Tuesday 24 October 2017

Family hits out over death crash driver's sentence

Eimear Ni Bhraonain

A FAMILY has criticised a 12-month sentence given to a drunk driver whose dangerous driving caused the death of their "baby brother".

Derek Stronge (19), who had five previous convictions, had also been stopped while drink driving less than three weeks before the crash that killed Patrick McDonagh (16) last year.

Amid emotionally charged scenes at Kilkenny Circuit Court, Stronge (19) was jailed for a year after pleading guilty to dangerous driving causing the death of Mr McDonagh.

Mr McDonagh's sister Winifred (27) screamed at the judge late on Thursday night that the 12-month sentence was not enough. She had to be restrained by gardai as she fell to the floor in tears.

Yesterday, she told the Irish Independent how her younger brother was a model student with no previous convictions. He was impressionable, however, and on March 2, 2009, he made a bad decision, getting into Stronge's car. Later that same day, officers contacted his sister to say he was dead.

Winifred had helped her mother, Ann (56), rear Patrick and she looked on him as a son, she said.

She can't shake the image from that night of his unrecognisable face. She was shown photographs from the crash in the garda station.

"Patrick was afraid of the dark," she said yesterday. "I wasn't there to hold his hand when he died. I looked at those pictures and I couldn't even recognise my little brother."


The McDonagh family were not allowed to read out a victim impact statement in court.

"I just wanted to read it out -- to get my opportunity to look him in the eye and make him feel something. I wanted to make him feel some remorse."

Before Stronge was sentenced, his defence counsel conveyed an apology to the family.

Stronge, of 35 Hebron Park, in Kilkenny City, was stopped while driving drunk less than three weeks before the crash. The day before the crash, he was found to be in possession of drugs. He has five previous convictions.

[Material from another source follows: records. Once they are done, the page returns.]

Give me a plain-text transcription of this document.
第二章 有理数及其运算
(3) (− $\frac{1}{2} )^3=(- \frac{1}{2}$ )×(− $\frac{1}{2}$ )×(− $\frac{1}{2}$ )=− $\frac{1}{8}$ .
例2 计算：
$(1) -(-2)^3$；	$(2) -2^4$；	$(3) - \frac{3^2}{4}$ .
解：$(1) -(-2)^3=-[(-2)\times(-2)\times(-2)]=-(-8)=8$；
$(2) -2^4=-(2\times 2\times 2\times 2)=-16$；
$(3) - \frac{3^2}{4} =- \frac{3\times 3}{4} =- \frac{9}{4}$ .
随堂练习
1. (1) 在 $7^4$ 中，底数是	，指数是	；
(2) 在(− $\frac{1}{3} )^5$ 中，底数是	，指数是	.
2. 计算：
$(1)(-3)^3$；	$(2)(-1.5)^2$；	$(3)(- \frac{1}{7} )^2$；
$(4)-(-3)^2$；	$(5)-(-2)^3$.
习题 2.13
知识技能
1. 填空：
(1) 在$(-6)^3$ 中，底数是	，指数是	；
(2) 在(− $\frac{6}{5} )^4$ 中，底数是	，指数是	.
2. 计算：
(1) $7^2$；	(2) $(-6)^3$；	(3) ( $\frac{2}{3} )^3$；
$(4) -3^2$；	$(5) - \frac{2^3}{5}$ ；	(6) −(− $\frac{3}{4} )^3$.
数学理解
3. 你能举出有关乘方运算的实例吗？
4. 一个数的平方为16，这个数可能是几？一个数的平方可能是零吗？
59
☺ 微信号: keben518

On the night of the crash, he had been drinking and officers told the court he was "over the limit". The road was dry and driving conditions were "good".

Stronge claimed an animal had run out on the road and he had to swerve to avoid it.

The court heard how he began drinking at an early age and started illicit drugs. He left school when he was in his early teens. Stronge and Mr McDonagh were described as "friends".

The McDonagh family will ask the DPP to appeal the sentence. "My mother used to have a glimmer in her eyes," Ms McDonagh said. "There is no glimmer anymore."